Page 1 of 1

Testing for active or dead websites

Posted: Fri Nov 27, 2015 3:40 am
by DeanH
I am using GetHTTPHeader(URL$) to determine if a particular URL is still active or not. The function is in a loop which can check hundreds or thousands of websites contained in a school's library management system's database. I'm checking for 'good values' in the first line - e.g. 200, 301, 302, etc.

I have run into a problem with one website and there may be others. When I test the URL http://classroomantarctica.aad.gov.au/, the function hangs. If I try to go to the website in a browser, it also hangs.

Is there a way to set a timeout?
Is there a better way to test for good URLs?

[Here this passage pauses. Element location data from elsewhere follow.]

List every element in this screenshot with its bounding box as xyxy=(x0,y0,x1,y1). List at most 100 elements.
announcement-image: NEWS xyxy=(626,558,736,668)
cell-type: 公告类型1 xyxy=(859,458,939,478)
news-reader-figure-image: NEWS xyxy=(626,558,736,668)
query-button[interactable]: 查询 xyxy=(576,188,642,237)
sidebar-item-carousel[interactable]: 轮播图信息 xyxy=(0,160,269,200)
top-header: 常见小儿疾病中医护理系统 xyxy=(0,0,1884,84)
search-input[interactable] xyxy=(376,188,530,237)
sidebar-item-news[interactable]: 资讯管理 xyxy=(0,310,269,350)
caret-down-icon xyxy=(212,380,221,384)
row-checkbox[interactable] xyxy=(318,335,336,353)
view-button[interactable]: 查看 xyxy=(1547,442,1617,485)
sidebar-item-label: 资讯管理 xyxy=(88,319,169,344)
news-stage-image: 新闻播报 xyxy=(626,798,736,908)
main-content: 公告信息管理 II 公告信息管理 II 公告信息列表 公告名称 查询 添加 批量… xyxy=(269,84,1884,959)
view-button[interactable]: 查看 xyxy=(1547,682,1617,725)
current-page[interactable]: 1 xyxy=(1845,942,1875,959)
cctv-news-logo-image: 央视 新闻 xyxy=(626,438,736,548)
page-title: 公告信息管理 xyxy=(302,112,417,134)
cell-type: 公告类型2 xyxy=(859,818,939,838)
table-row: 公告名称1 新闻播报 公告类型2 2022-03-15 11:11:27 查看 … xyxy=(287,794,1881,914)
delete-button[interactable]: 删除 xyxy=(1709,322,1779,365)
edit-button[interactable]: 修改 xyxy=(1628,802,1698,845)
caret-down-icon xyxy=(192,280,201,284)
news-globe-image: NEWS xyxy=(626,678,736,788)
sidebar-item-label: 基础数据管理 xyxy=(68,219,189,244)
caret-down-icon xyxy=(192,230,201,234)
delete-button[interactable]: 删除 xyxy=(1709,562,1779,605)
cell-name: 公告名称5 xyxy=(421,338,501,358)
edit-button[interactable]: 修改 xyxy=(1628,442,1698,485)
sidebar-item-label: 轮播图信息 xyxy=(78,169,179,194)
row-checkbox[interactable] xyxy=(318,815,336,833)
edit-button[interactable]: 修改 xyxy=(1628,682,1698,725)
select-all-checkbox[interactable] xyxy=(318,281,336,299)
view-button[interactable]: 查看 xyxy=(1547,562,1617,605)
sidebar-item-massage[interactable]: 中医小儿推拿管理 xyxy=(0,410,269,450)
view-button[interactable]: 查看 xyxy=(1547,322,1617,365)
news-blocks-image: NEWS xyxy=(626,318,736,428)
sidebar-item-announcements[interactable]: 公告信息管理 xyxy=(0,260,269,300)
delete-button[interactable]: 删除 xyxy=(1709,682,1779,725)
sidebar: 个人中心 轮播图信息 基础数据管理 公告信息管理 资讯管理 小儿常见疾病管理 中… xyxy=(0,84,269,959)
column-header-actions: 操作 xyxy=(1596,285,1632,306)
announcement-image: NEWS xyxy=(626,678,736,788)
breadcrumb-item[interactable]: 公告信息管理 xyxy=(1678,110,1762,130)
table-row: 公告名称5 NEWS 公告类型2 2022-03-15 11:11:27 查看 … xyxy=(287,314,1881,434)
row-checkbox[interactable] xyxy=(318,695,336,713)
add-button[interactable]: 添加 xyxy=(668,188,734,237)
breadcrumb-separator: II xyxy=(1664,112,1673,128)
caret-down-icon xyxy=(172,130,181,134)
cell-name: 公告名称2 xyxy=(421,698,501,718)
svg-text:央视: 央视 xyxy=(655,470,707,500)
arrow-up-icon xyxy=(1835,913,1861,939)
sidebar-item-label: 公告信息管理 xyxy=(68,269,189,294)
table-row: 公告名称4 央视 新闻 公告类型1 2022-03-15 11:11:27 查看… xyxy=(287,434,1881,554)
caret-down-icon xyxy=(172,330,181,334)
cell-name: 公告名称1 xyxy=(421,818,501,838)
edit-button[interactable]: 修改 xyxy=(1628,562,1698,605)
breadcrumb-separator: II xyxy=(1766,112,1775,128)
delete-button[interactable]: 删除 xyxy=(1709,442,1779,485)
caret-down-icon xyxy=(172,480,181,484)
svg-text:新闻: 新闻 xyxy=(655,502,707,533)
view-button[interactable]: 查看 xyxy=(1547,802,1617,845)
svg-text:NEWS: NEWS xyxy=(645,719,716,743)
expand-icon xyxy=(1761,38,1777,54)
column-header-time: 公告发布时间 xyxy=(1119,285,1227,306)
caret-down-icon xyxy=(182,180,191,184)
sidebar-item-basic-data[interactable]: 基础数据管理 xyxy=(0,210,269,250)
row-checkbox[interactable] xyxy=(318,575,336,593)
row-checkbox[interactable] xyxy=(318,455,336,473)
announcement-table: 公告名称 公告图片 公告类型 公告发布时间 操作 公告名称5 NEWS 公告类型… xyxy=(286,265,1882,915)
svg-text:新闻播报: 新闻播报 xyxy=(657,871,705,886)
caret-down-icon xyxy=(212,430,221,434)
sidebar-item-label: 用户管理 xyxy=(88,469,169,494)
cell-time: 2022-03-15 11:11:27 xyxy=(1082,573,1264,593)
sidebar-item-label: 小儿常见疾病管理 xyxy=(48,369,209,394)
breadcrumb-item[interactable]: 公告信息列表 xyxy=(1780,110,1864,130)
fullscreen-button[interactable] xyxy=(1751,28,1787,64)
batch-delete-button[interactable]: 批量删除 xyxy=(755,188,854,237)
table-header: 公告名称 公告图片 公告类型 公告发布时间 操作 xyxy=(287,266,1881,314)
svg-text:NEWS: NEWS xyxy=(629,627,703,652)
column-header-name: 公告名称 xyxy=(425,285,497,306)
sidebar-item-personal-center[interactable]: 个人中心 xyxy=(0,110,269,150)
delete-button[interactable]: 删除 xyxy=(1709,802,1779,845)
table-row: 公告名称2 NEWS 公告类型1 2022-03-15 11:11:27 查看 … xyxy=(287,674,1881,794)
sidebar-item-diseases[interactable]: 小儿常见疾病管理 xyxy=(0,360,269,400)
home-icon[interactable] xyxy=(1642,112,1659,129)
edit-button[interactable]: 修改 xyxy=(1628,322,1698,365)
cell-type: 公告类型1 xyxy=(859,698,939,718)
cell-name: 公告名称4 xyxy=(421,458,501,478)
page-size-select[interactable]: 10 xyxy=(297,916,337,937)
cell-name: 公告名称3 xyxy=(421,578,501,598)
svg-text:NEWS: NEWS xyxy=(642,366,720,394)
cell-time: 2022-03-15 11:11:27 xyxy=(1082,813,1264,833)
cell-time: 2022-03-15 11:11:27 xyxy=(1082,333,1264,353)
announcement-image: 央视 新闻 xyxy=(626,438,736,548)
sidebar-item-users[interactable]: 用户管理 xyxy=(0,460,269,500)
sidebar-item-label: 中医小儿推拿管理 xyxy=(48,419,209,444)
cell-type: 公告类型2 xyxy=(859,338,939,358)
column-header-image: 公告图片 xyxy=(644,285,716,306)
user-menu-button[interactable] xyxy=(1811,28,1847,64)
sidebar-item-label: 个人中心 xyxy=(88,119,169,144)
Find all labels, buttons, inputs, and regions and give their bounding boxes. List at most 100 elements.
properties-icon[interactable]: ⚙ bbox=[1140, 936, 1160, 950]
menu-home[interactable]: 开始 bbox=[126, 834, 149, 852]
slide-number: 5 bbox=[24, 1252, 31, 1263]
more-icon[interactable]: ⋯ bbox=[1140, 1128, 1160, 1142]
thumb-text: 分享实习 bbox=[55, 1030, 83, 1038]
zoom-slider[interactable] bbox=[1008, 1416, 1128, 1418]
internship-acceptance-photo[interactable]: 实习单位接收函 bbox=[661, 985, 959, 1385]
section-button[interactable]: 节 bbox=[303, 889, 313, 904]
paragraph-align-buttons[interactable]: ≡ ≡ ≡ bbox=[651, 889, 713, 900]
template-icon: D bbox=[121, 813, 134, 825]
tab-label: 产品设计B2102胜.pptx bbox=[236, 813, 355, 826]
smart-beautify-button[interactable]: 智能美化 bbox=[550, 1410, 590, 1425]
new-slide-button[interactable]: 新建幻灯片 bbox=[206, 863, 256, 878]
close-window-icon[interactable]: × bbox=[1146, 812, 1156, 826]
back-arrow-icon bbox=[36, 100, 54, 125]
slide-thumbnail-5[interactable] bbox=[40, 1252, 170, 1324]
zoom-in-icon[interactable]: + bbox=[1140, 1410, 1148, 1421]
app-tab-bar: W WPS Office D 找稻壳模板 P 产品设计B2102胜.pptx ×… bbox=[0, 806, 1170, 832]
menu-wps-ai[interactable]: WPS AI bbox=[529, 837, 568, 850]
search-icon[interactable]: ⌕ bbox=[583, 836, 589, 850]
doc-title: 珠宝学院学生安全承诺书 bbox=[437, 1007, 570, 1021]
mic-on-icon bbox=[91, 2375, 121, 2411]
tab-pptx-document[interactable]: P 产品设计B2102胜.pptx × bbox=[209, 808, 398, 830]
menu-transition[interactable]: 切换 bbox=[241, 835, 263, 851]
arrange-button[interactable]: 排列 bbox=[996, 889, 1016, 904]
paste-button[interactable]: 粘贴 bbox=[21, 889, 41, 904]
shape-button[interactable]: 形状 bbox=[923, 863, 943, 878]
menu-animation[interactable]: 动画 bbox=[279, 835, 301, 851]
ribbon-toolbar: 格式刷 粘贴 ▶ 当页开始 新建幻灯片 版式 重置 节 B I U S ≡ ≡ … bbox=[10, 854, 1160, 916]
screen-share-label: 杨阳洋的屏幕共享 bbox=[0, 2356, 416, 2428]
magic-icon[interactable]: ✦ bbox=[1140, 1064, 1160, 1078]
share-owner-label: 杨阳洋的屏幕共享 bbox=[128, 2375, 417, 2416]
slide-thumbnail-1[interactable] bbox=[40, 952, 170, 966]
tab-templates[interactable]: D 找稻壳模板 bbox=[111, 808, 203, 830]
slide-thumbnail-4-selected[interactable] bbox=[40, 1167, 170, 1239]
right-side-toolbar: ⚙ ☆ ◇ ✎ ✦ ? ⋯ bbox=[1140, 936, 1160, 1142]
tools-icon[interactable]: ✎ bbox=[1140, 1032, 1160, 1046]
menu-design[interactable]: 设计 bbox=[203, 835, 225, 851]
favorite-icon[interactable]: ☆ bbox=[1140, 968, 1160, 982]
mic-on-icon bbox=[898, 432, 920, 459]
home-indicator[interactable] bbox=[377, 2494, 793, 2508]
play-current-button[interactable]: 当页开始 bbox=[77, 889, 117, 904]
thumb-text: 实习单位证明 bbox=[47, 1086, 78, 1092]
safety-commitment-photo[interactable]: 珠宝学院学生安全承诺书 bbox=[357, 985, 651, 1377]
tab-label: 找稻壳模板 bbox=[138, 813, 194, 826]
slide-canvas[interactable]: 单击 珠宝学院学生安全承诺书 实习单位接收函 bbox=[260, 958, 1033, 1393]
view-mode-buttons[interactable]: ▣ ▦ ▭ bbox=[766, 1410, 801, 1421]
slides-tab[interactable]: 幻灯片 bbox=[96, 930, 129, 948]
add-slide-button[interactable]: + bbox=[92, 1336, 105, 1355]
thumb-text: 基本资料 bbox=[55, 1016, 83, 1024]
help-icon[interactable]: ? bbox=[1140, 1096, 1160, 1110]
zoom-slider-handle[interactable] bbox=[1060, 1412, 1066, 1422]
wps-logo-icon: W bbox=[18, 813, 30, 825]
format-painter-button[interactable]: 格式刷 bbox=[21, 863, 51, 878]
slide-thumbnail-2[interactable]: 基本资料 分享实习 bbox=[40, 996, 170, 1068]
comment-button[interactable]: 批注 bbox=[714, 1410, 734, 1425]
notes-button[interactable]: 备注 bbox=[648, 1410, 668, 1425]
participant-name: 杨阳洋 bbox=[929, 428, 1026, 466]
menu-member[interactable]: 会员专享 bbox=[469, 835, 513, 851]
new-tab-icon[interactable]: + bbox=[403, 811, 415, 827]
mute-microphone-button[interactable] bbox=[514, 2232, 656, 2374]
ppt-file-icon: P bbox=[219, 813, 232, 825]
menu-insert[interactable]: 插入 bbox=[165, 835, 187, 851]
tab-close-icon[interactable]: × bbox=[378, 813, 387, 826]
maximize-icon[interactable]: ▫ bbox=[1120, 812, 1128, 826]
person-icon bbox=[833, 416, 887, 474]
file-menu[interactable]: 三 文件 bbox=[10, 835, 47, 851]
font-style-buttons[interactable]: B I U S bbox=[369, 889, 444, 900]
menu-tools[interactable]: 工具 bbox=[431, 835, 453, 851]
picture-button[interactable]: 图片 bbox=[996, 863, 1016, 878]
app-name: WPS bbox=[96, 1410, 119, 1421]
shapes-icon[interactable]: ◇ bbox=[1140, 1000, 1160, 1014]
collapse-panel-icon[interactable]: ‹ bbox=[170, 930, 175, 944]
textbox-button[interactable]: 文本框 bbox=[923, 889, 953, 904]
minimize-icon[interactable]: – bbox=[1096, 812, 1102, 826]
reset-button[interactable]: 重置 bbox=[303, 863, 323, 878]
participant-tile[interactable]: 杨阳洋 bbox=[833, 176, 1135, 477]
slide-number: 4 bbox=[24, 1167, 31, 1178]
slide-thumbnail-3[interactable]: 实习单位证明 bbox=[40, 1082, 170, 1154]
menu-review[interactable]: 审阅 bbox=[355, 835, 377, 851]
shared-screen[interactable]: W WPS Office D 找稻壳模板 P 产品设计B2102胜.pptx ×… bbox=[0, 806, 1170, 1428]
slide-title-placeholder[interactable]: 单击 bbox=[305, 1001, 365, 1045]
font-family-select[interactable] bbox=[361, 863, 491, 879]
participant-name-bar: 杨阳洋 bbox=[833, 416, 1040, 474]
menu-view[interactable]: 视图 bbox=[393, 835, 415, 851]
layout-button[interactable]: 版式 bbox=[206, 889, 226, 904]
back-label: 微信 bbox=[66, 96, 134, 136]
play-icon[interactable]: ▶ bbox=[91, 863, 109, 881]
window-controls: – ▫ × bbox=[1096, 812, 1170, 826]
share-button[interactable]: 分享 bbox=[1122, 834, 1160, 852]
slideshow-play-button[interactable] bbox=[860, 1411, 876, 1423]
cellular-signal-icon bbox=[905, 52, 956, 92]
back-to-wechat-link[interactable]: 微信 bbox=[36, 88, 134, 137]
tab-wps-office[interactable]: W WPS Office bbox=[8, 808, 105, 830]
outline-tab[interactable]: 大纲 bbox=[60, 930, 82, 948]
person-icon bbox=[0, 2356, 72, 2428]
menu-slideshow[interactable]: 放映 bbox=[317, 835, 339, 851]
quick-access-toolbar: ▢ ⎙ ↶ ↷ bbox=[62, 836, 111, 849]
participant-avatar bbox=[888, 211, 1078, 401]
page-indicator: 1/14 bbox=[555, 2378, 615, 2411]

Re: Testing for active or dead websites

Posted: Fri Nov 27, 2015 8:21 am
by infratec
Hi,

this is a needed Feature-Request.

As temporary solution you can use this:

Code: Select all

Procedure.s GetHTTPHeaderWithTimeout(URL$, Timeout.i=0)
  
  Protected Header$, Get$, Para$, Server$, Connection.i, Port.i, Result$, Received.i
  
  Get$ = "/" + GetURLPart(URL$, #PB_URL_Path)
  Para$ = GetURLPart(URL$, #PB_URL_Parameters) 
  If Len(Para$)
    Get$ + "?" + Para$
  EndIf
  
  Server$ = GetURLPart(URL$, #PB_URL_Site)
  Port = Val(GetURLPart(URL$, #PB_URL_Port))
  If Port = 0
    Port = 80
  EndIf
  
  ;Result$ = "HTTP/1.1 503 OK"
  
  Connection = OpenNetworkConnection(Server$, Port, #PB_Network_TCP, Timeout)
  If Connection
    Header$ = "HEAD " + Get$ + " HTTP/1.1" + #CRLF$
    Header$ + "Host: " + Server$ + #CRLF$
    Header$ + #CRLF$
    
    SendNetworkString(Connection, Header$, #PB_UTF8)
    
    Timeout = 100
    Repeat
      Select NetworkClientEvent(Connection)
        Case #PB_NetworkEvent_None
          Delay(10)
          Timeout - 1
          
        Case #PB_NetworkEvent_Data
          *Buffer = AllocateMemory(2048)
          If *Buffer
            Received = ReceiveNetworkData(Connection, *Buffer, MemorySize(*Buffer))
            If Received
              Result$ = PeekS(*Buffer, Received, #PB_UTF8)
            EndIf
            FreeMemory(*Buffer)
          EndIf
          
        Case #PB_NetworkEvent_Disconnect
          Break
          
      EndSelect
    Until Timeout = 0
    
    CloseNetworkConnection(Connection)
  EndIf
  
  ProcedureReturn Result$
  
EndProcedure

InitNetwork()

Debug GetHTTPHeaderWithTimeout("http://classroomantarctica.aad.gov.au/", 1000)
If it is easier for your code, comment out the 'Result$ = ' line.

Bernd

Re: Testing for active or dead websites

Posted: Fri Nov 27, 2015 9:05 pm
by DeanH
Fantastic, Bern, that works great. It will be easy to pop into my code. Thank you very much.

Re: Testing for active or dead websites

Posted: Sun Nov 29, 2015 11:07 pm
by RichAlgeni
You will not be burned when following the advice of Bernd.